We’ve just had a Government Inquiry into the harms of pornography exposure to children. There is a wealth of research documenting the impact of pornography on the attitudes and sexual practices of young people, including a massive increase in children as young as five entering treatment programs for sexually abusive behaviours, and child on child sexual assaults that have quadrupled in the last few years. Pornography has become a public health crisis, and our regulatory bodies are promoting it to children.

In response to our campaign thus far, the ASB responded on Twitter, claiming we had made “factually incorrect statements”. Perhaps a more accurate assessment is that we made statements that made them uncomfortable, and exposed their incompetence.

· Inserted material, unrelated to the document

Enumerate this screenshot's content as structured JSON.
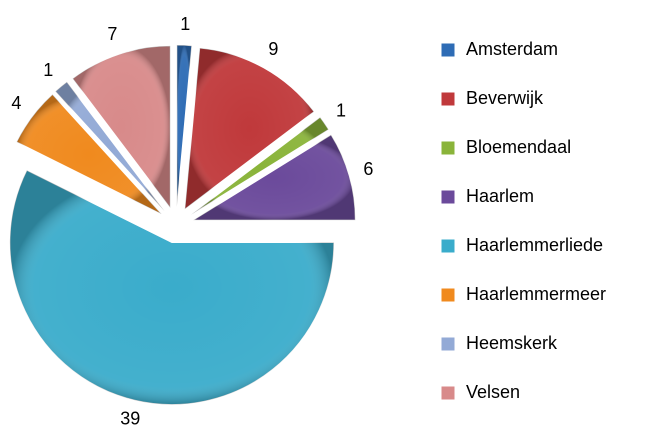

The ASB also alleged Case Manager Nikki Paterson hung up on me because I was “verbally abusive”. How so? By not agreeing with Ms Paterson’s argument that advertising porn sites to children should be permitted?

The ASB went on to say: “While the ASB understands some members of the public would prefer sex-related products and services not to be advertised, legally they are allowed to be". Read their full response here. 

It appears Ad Standards have disregarded their own code, requiring advertising to treat sex, sexuality and nudity with sensitivity to the relevant audience. The content in question is a porn site, and the audience is all members of the public, including children, including those who catch these buses to get to school. 

We’ve written before about the great lengths the ASB has gone to in justifying sexist and pornographic advertising. Clearly they are not acting in the best interest of the community, of women, or of children, they are protecting their own financial interests. Enough is enough. The ASB has proven time and again they cannot be trusted to do their job, and now we’ve actually reached the point where they are justifying promoting porn and prostitution services to children.